An insurance policy is a contract between the insured and the insurer and has the effect of law between the parties. La.Civ. Code art. 1983; Miller v. Duthu, 470 So.2d at 503. Further, the contract of insurance is a voluntary agreement between the parties who may incorporate therein such provisions and conditions as they deem appropriate. Zurich Ins. Co. v. Bouler, 198 So.2d 129, 131 (La.App. 1st Cir.1967). The contract of insurance in the case sub judice excludes coverage when an illness has previously been diagnosed within the twelve months prior to the effective date of the insurance coverage; it is irrelevant that the insured experienced no symptoms from the pre-existing condition at the earlier date. In Galloway v. Standard Life and Accident Ins. Co., 289 So.2d 176 (La.App. 1st Cir.1973), this court declined to hold that “sickness” as used in a mortgage payment protection policy embraced only the acute disabling phase of a condition, instead, we held that the term “sickness” encompassed a dormant chronic condition. Similarly, we now hold that the term “illness”, by definition, is not restricted to symptomatic conditions but may also refer to asymptomatic conditions.
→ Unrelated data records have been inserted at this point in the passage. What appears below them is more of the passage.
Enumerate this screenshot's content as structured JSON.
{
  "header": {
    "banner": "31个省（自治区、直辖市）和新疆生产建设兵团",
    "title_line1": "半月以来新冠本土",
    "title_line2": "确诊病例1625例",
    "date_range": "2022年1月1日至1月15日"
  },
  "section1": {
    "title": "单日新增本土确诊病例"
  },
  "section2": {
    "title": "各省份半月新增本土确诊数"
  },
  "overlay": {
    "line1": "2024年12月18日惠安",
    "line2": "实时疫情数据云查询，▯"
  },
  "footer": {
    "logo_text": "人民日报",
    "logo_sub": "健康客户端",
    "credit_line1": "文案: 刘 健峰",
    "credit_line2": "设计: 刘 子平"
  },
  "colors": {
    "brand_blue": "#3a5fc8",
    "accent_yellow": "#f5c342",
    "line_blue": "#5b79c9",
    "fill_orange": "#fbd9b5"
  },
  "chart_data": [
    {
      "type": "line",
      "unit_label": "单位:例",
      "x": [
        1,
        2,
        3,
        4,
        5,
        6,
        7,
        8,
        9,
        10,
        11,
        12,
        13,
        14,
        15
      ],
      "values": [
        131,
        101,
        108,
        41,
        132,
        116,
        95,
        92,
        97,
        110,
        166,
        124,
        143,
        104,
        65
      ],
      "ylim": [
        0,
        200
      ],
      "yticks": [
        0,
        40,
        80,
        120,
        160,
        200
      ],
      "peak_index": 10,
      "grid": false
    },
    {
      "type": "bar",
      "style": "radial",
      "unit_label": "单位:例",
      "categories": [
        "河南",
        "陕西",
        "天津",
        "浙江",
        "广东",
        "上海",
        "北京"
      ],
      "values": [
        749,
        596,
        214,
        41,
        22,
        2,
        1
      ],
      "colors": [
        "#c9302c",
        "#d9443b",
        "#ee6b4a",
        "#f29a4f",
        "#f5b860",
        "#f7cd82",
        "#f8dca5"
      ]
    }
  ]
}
The judgment appealed from is therefore reversed and judgment is rendered herein in favor of defendant, Board of Trustees, State Employees Group Benefits Program, State of Louisiana, and against plaintiff, Mary N. Rosinia, dismissing plaintiff’s suit at her cost.

REVERSED AND RENDERED.

. La.R.S. 49:964(G) provides:

G. The court may affirm the decision of the agency or remand the case for further proceedings. The court may reverse or modify the decision if substantial rights of the appellant have been prejudiced because the administrative findings, inferences, conclusions, or decisions are:

(1) In violation of constitutional or statutory provisions;

(2) In excess of the statutory authority of the agency;

(3) Made upon unlawful procedure;

(4) Affected by other error of law;

(5) Arbitrary or capricious or characterized by abuse of discretion or clearly unwarranted exercise of discretion; or

(6) Manifestly erroneous in view of the reliable, probative, and substantial evidence on the whole record. In the application of the rule, where the agency has the opportunity to judge of the credibility of witnesses by firsthand observation of demeanor on the witness stand and the reviewing court does not, due regard shall be given to the agency's determination of credibility issues.

. Hearsay evidence is admissable in administrative proceedings, therefore, the notes of Dr. O'Quinn were properly admitted in proof of his diagnosis on September 14, 1983. See Fisher v. *471Louisiana State Board of Medical Examiners, 352 So.2d 729 (La.App. 4th Cir.1977), writ refused, 353 So.2d 1338 (La.1978).